His smile stretched to tilt one corner of his mouth. ‘It looks like it.’
Kat clenched her teeth hard enough to crack a walnut. And to add insult to injury two more cars tooted. Flynn straightened and turned, flattening his back against the side of her door as he waved the traffic through. The fabric of his coat—one hundred per cent cashmere, if she was any judge—was close enough for her to touch. She gripped the steering wheel like her hands were stuck there with superglue and wondered why the planets had conspired against her to have Flynn Carlyon witness her humiliation in a busy Notting Hill street.
He turned back and tapped the roof of her car. ‘Watch out for the car behind,’ he said. ‘It’s mine.’
She double-blinked. ‘Yours?’
‘Yeah, didn’t I tell you?’ That annoying smile again. ‘We’re neighbours.’
Later, Kat didn’t know how she’d parked that car without ramming into his. She wanted to. Oh, how she wanted to. Nothing would have given her more pleasure than to smash up his pride and joy. To reverse her car at full throttle time and time again.
Crash. Bang. Crash. Bang. Crash. Bang.
She got out of her car and pretended she didn’t notice how out of place it looked sandwiched between his showroom-perfect BMW and the silver Mercedes. It looked like a donkey at the starting gates at Royal Ascot.
Kat joined him on the footpath. ‘Just answer me one question. Did you have something to do with my appointment at the Carstairses’ next door?’

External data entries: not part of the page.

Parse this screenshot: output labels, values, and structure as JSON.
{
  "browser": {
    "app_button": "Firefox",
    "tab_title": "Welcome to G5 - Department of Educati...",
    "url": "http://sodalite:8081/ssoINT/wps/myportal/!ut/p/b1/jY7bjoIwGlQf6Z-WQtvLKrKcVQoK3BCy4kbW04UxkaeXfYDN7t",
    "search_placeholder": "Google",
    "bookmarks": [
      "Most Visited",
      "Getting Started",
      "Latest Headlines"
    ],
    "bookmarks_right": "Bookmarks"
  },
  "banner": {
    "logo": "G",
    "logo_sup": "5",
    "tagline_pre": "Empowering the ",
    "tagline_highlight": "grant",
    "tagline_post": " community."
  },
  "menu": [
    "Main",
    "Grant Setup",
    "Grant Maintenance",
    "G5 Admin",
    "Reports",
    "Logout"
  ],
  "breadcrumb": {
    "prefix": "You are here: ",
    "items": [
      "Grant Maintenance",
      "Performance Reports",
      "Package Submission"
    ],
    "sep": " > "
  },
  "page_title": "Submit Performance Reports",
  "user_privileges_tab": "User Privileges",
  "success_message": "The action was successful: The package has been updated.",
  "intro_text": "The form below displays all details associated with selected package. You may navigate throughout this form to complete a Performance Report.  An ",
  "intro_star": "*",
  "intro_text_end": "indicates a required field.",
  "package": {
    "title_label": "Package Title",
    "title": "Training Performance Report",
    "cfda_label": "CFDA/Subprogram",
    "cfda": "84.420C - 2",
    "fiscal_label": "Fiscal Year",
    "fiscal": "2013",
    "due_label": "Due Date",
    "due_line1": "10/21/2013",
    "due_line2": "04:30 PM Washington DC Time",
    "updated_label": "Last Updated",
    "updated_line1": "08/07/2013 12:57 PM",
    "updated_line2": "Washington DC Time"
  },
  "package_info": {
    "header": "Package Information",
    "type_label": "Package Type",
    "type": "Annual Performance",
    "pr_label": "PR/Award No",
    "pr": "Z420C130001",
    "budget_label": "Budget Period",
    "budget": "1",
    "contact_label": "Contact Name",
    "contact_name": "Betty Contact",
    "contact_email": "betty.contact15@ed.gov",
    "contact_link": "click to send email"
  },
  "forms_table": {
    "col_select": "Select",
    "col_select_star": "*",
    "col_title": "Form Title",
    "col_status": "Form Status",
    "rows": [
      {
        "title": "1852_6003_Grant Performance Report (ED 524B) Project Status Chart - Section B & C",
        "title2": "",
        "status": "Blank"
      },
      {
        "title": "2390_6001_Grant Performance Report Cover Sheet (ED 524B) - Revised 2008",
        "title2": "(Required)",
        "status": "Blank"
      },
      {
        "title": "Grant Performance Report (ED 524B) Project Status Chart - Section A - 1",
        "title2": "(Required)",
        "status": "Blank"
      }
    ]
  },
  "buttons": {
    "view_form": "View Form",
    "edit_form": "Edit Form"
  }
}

‘They were looking for a house-sitter. Your name came up.’
Kat narrowed her gaze. ‘Why me? You know nothing about me.’
‘On the contrary, Miss Winwood,’ he said with a slow smile that had a hint of imperiousness, ‘I know quite a lot about you.’
‘Like what?’
‘Your father is Richard—’
‘Apart from that.’
‘Why don’t you want to meet him?’ Flynn said.
‘The first time we spoke you wanted to stop me meeting him. Now you want me to come to his stupid party. How do I know what he’ll want tomorrow or the next day?’
He gave a loose shrug of a very broad shoulder. Did he row for England? Work out? Lift bulldozers in the gym? ‘He’s changed his mind since then,’ he said. ‘He wants to make amends. He feels bad about the way things turned out.’
Kat gave a scoffing laugh. ‘“Turned out”? Things didn’t “turn out.” He was the one who tried to get rid me as a baby. He treated my mother appallingly. The only thing he feels bad about is my mother finally telling me of my origin. That’s what he’s upset about. He thought his dirty little secret had gone away. His agent is probably only doing this as some sort of popularity stunt. I bet Richard couldn’t care less about meeting me. He just doesn’t want his adoring public to see him as a deadbeat dad.’
‘The rest of the family would like to meet you. They haven’t done you or your mother any wrong.’
There was a part of Kat that conceded he was right, but she wasn’t ready to join them for family get-togethers, because it would pander to Richard Ravensdale—not to mention Flynn, who was acting for him. ‘What about his wife, Elisabetta Albertini?’ she said. ‘I bet she isn’t waiting for me with open arms to welcome me to the bosom of the family.’
‘No, but she too might change her mind when she sees how sweet and lovable you are.’
Kat shot him a withering look. ‘But I thought she was going to divorce him. Who will you represent if she does? Don’t you act for both of them?’
‘I’m hoping it won’t come to that. A divorce would be costly to both of them.’